2016 film by Hope Dickson Leach

The Levelling is a 2016 British drama film written and directed by Hope Dickson Leach.
It was screened in the Discovery section at the 2016 Toronto International Film Festival.

==Plot==
Clover, now nearly finished her veterinary training, arrives back to the family farm on the Somerset Levels after her brother Harry commits suicide with a legally held shotgun at a party to celebrate the passing of title to the farm to him. Clover's father, Aubrey, is distracted, distant and uncommunicative. The farm and its buildings are dilapidated, as a result of the recent flooding of the levels. Aubrey is unable to accept Harry's death was suicide and protests that it must have been an accident.

Clover helps her father with the farm work, including milking their herd. While digging trenches with James, the farm labourer, they expose buried badger corpses. Clover is outraged and suspects Aubrey of being responsible. He tells her that it was Harry's doing, which disturbs Clover as she doesn't believe Harry could do such a thing. Aubrey explains that the farm is failing, insurance won't pay out for flood damage and that he is selling half the herd.

One of the pregnant cows gives birth to a male calf and Aubrey tells the vegetarian Clover to cull it immediately, before the heifer gets attached to it. She finds it extremely difficult to do but kills the calf nonetheless.

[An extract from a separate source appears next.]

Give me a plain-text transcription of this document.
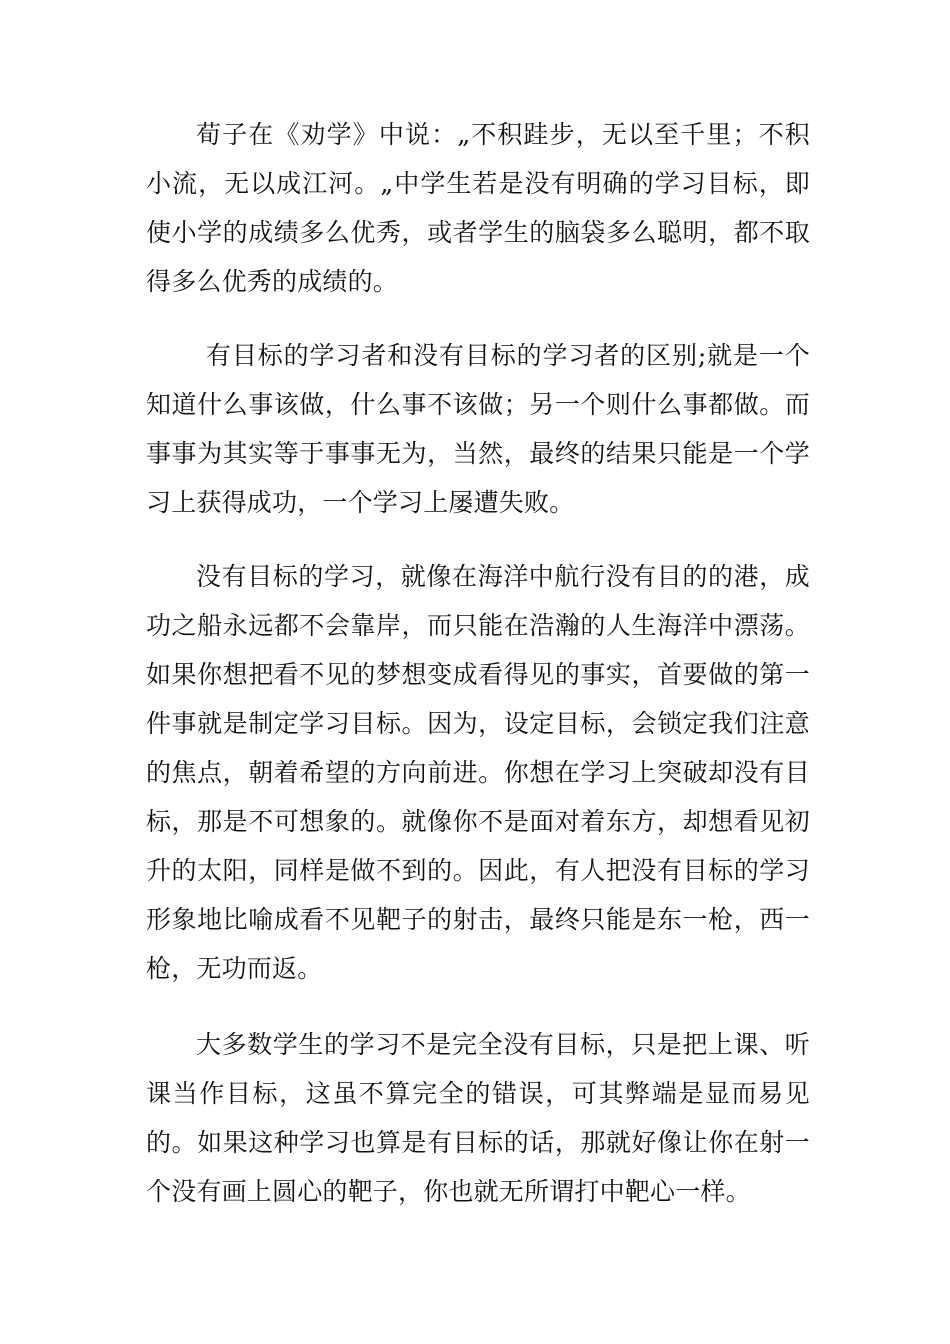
荀子在《劝学》中说：„不积跬步，无以至千里；不积小流，无以成江河。„中学生若是没有明确的学习目标，即使小学的成绩多么优秀，或者学生的脑袋多么聪明，都不取得多么优秀的成绩的。

有目标的学习者和没有目标的学习者的区别;就是一个知道什么事该做，什么事不该做；另一个则什么事都做。而事事为其实等于事事无为，当然，最终的结果只能是一个学习上获得成功，一个学习上屡遭失败。

没有目标的学习，就像在海洋中航行没有目的的港，成功之船永远都不会靠岸，而只能在浩瀚的人生海洋中漂荡。如果你想把看不见的梦想变成看得见的事实，首要做的第一件事就是制定学习目标。因为，设定目标，会锁定我们注意的焦点，朝着希望的方向前进。你想在学习上突破却没有目标，那是不可想象的。就像你不是面对着东方，却想看见初升的太阳，同样是做不到的。因此，有人把没有目标的学习形象地比喻成看不见靶子的射击，最终只能是东一枪，西一枪，无功而返。

大多数学生的学习不是完全没有目标，只是把上课、听课当作目标，这虽不算完全的错误，可其弊端是显而易见的。如果这种学习也算是有目标的话，那就好像让你在射一个没有画上圆心的靶子，你也就无所谓打中靶心一样。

Clover cleans the house and the mobile home, where she and father currently reside, and finds cans of petrol in the kitchen. Later on at night, Clover invites James over to talk and leads him into the kitchen while carrying a flaming torch but he stops her saying it's too dangerous with the petrol. They leave the room and James explains what happened at the party. Clover learns that Aubrey and Harry fought at the party after Harry got heavily intoxicated and attacked James. She comes to believe that her brother was under a lot of pressure from their father to take over the farm.

The next day Animal Health turns up with transport for the reactors in the herd. A stunned Clover then learns that TB was present in the cows, she then informs her father who also did not know about the TB. Later on Clover confronts Aubrey about what happened to Harry but he blames her for staying at the university when he needed her there. They argue until the enraged Aubrey orders her from the mobile home.

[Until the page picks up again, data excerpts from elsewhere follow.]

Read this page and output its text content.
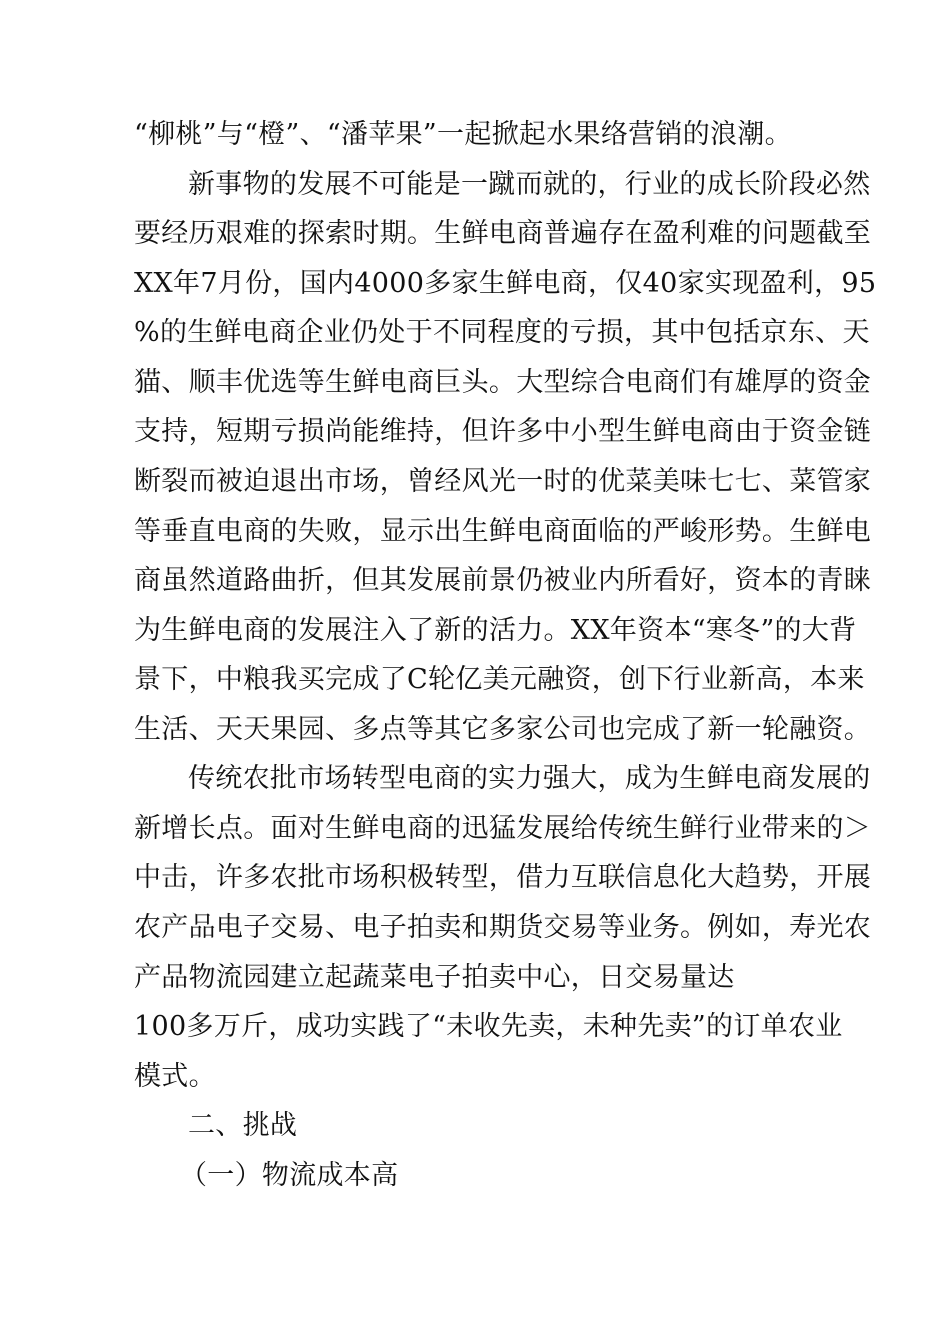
“柳桃”与“橙”、“潘苹果”一起掀起水果络营销的浪潮。
新事物的发展不可能是一蹴而就的，行业的成长阶段必然
要经历艰难的探索时期。生鲜电商普遍存在盈利难的问题截至
XX年7月份，国内4000多家生鲜电商，仅40家实现盈利，95
%的生鲜电商企业仍处于不同程度的亏损，其中包括京东、天
猫、顺丰优选等生鲜电商巨头。大型综合电商们有雄厚的资金
支持，短期亏损尚能维持，但许多中小型生鲜电商由于资金链
断裂而被迫退出市场，曾经风光一时的优菜美味七七、菜管家
等垂直电商的失败，显示出生鲜电商面临的严峻形势。生鲜电
商虽然道路曲折，但其发展前景仍被业内所看好，资本的青睐
为生鲜电商的发展注入了新的活力。XX年资本“寒冬”的大背
景下，中粮我买完成了C轮亿美元融资，创下行业新高，本来
生活、天天果园、多点等其它多家公司也完成了新一轮融资。
传统农批市场转型电商的实力强大，成为生鲜电商发展的
新增长点。面对生鲜电商的迅猛发展给传统生鲜行业带来的＞
中击，许多农批市场积极转型，借力互联信息化大趋势，开展
农产品电子交易、电子拍卖和期货交易等业务。例如，寿光农
产品物流园建立起蔬菜电子拍卖中心，日交易量达
100多万斤，成功实践了“未收先卖，未种先卖”的订单农业
模式。
二、挑战
（一）物流成本高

The morning of the funeral arrives and Aubrey has been drinking again, and he confirms, unbidden by Clover, that Harry asked him to call her and ask her to come back to help. But he told Harry to knuckle down and sort it out himself. Just as she is about to leave for the funeral Clover notices that the key to the gun cupboard is missing and fears that Aubrey is going to kill himself. She hears a gun shot across the farm and dashes out onto the muddy fields where she finds a distraught Aubrey methodically shooting his own herd. He tells Clover that she should return to university as there is nothing for her at the farm. Clover replies that he is and the two finally embrace with Aubrey collapsing in sobs to the ground.

==Cast==
- Ellie Kendrick as Clover
- David Troughton as Aubrey
- Jack Holden as James
- Joe Blakemore as Harry
- Clare Burt as Reverend Trusler
- Angela Curran as Helen

==Reception==
The film received positive reviews from critics.
On review aggregator Rotten Tomatoes, the film holds a rating of 94%, based on 34 reviews, with an average rating of 7.5 out of 10.
At Metacritic, which assigns a weighted average score out of 100 to reviews from mainstream critics, the film received an average score of 81 based on 8 reviews.